Lustre Scratch Troubleshooting
Overview
Diagnose "disk full" errors on Lustre scratch when overall free space exists. Identify quota, OST/MDT, or striping issues and redirect writes to a healthy pool.
Quick triage
Check global space, inodes, and quotas:
df -h /global/scratch df -i /global/scratch lfs quota -u $USER /global/scratch lfs quota -g $(id -gn) /global/scratch
Inspect OST/MDT usage:
lfs df -h /global/scratch lfs df -i /global/scratch
NOTE: If specific OSTs are 100% while filesystem_summary has space, writes can fail depending on striping.

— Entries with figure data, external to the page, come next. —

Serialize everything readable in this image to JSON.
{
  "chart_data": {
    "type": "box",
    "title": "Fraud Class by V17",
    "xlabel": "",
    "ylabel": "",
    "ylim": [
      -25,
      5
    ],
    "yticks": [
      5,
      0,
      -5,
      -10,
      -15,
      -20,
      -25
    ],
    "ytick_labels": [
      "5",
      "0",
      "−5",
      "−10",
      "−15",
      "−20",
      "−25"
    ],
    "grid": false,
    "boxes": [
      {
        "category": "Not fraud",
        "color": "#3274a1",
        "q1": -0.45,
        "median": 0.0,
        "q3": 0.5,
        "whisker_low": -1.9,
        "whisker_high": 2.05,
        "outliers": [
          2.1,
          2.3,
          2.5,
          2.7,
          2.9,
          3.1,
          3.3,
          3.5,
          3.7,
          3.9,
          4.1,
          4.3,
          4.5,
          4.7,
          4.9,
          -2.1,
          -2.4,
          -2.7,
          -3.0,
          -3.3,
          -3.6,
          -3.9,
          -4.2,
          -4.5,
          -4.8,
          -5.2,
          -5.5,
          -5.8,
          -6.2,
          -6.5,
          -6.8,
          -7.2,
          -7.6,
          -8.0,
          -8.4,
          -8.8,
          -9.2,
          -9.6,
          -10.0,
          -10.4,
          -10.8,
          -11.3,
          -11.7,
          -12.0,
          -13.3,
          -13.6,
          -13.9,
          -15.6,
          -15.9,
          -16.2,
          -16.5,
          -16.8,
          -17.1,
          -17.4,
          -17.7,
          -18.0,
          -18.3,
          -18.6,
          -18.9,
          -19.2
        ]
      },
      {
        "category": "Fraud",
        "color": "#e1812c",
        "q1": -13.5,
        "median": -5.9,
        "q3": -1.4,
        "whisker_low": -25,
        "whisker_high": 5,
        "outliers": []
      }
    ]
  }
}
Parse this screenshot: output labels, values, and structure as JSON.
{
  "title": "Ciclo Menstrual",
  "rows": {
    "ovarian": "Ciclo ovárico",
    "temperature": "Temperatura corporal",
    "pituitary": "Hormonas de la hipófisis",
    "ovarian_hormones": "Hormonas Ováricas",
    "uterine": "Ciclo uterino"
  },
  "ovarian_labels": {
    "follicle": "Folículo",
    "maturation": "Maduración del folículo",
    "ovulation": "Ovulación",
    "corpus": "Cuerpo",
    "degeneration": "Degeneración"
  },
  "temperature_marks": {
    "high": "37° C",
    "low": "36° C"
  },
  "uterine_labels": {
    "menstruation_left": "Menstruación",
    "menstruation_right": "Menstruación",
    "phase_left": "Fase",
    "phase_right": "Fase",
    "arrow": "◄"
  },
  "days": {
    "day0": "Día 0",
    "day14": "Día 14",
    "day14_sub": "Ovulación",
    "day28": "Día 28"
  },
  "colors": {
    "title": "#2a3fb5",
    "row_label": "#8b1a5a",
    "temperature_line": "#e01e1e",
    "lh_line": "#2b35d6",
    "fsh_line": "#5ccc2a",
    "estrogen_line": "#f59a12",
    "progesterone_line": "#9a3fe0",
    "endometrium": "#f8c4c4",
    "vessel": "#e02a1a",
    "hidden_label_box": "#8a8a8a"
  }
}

Diagnose striping and pools
Check where the failing path is striped:
lfs getstripe -d /global/scratch/users/$USER/workspace/tmp lfs getstripe /path/to/failing/file
List available pools (cluster-specific names vary):
lfs pool_list /global/scratch lfs pool_list lr6.ddn_hdd lfs pool_list lr6.ddn_nvme2
Redirect TMPDIR to a healthy pool
Create a temp directory with explicit striping that avoids full OSTs:
mkdir -p /global/scratch/users/$USER/workspace/tmp_hdd lfs setstripe -p ddn_hdd -c 1 -S 1M /global/scratch/users/$USER/workspace/tmp_hdd lfs getstripe -d /global/scratch/users/$USER/workspace/tmp_hdd
Use it for a single command:
TMPDIR=/global/scratch/users/$USER/workspace/tmp_hdd <command>
If available, use the helper script in this repo:
bin/reset_lustre_tmp.sh --pool ddn_hdd
Optionally swap the shared temp path to a symlink (only after verifying it is safe to move):
ls -la /global/scratch/users/$USER/workspace/tmp backup="/global/scratch/users/$USER/workspace/tmp_old_$(date +%Y%m%d_%H%M%S)" mv /global/scratch/users/$USER/workspace/tmp "$backup" ln -s /global/scratch/users/$USER/workspace/tmp_hdd /global/scratch/users/$USER/workspace/tmp
NOTE: Pool names and OST IDs vary by cluster. Prefer pools with ample free space and avoid pools tied to full OSTs.
Validate
Confirm write access and rerun the failing command:
touch $TMPDIR/._lustre_write_test rm -f $TMPDIR/._lustre_write_test
If errors persist, recheck striping on the specific path and consult cluster admins for OST health.